Apache2 rev bump for OpenSSL update

Thu Mar 10 12:36:09 PST 2016

On Mar 10, 2016, at 2:27 PM, Daniel J. Luke <dluke at geeklair.net> wrote:
> 
> On Mar 10, 2016, at 3:18 PM, Ryan Schmidt <ryandesign at macports.org> wrote:
>>> The general problem is something we should address.
>>> 
>>> (a 'compatibility version' we store for ports and make part of the dependency engine? a better 'revbump a bunch of ports tool'? something else?)
>>> 
>>> We should have a way to reliably force rebuilds
>> 
>> We do: increase the revision.
>> 
>> If you mean we should have a reliable way to programmatically increase the revision of a port, maybe,
> 
> reliably programmatically increasing the revision is one possible solution to the actual problem (which is "I need to force any ports that depend on my port to rebuild.")
> 
> Today, we do that by increasing the revision of all affected ports (manually, or with some help from a script).
> 
>> but I'm not sure how to programmatically understand the coding style of a given portfile.
> 
> It's possible (we load and execute portfiles today).
> 
> It would probably be easier if portfiles more consistently kept to key/value style (or if we didn't use tcl as our parser).

I don't see how we could possibly change away from tcl at this point. If we balk at manually examining 300 portfiles to see if they're already been revbumped for the openssl update, nobody is going to manually examine 10,000 portfiles to make them conform to a different parser.

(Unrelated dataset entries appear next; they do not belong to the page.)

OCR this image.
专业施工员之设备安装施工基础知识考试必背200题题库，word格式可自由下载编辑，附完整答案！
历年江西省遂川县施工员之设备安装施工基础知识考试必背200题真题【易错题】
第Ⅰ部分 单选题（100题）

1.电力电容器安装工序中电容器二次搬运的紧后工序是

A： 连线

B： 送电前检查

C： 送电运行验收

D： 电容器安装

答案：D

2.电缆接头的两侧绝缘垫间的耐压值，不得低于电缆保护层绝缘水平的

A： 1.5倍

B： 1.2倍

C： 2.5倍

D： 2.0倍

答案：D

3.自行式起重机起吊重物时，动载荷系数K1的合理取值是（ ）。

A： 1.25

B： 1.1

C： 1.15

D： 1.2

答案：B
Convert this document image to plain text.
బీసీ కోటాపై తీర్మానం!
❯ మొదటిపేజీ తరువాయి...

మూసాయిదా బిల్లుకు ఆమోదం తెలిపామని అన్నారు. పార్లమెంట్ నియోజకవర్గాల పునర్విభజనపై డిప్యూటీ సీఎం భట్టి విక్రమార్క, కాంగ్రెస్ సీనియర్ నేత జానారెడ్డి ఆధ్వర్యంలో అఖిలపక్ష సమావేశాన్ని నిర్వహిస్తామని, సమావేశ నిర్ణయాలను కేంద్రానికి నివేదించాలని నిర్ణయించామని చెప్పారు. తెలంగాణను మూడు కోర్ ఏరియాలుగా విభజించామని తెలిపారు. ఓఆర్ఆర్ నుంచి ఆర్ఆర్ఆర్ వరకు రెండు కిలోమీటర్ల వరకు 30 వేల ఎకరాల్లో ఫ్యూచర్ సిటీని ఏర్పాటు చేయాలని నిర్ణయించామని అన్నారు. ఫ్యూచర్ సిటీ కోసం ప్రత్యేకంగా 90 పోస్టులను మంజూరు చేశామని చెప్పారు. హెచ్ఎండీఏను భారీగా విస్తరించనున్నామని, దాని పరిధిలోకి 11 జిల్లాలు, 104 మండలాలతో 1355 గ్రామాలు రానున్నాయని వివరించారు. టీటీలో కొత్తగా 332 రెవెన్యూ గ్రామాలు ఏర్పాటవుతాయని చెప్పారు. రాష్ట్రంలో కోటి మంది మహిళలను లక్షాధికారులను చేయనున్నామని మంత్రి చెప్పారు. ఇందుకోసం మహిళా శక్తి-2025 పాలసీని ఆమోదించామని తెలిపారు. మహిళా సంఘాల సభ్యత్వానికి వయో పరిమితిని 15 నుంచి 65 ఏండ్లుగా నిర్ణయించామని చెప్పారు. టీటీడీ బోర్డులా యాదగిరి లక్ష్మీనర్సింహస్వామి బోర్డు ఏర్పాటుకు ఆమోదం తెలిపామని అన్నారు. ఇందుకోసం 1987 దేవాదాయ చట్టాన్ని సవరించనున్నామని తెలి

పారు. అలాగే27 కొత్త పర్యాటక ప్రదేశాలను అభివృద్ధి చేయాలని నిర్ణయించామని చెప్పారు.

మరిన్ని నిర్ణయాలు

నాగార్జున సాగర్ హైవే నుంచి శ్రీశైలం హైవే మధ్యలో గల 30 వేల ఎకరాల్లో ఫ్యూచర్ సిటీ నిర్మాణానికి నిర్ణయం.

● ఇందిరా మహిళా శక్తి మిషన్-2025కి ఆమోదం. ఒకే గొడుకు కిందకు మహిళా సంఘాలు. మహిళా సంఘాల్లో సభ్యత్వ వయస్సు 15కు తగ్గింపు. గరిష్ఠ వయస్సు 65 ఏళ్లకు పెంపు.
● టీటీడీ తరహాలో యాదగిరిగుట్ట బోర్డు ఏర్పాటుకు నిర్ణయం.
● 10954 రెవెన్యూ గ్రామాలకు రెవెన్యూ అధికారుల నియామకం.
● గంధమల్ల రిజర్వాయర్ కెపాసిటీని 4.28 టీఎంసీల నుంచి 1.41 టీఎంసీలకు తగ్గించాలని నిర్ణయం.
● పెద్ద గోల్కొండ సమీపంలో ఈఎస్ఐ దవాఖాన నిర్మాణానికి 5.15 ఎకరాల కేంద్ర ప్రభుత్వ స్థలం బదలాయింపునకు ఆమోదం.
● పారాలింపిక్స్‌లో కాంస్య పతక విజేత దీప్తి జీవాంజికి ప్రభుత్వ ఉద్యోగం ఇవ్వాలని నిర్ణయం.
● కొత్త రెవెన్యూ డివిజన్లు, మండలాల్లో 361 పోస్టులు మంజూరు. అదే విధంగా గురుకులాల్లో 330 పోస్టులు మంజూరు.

>>>> e.g. the php port is definitely a special case.
>>> 
>>> (and is otherwise problematic since it has us distributing versions of php that no longer have upstream support)
>> 
>> I don't consider that a problem.
> 
> distributing software that has known security bugs is a problem.

We'll have to agree to disagree. The unsupported php ports print a message that they're unsupported. Someone installing an old php port despite those messages must really want that version, for example in order to test and perhaps update an old web site designed with that version. Removing the old php subports from MacPorts just wastes the user's time as the user is forced to manually locate and figure out how to patch and compile the old version.

>> The php web site also still distributes versions of php that they no longer support. In any case it does not relate to the discussion at hand.
> 
> http://php.net/downloads.php lists 7.0.4, 5.6.19, and 5.5.33 (older releases are still there, but with the disclaimer "listed for archival purposes only").

http://museum.php.net

> We can split the thread if you want to discuss further. You're right that it's only tangentially related (the port would be less complicated if it didn't have to support as many php versions).

Not substantially. Most of the complexity comes from supporting more than one version. Supporting more than two versions is no more difficult.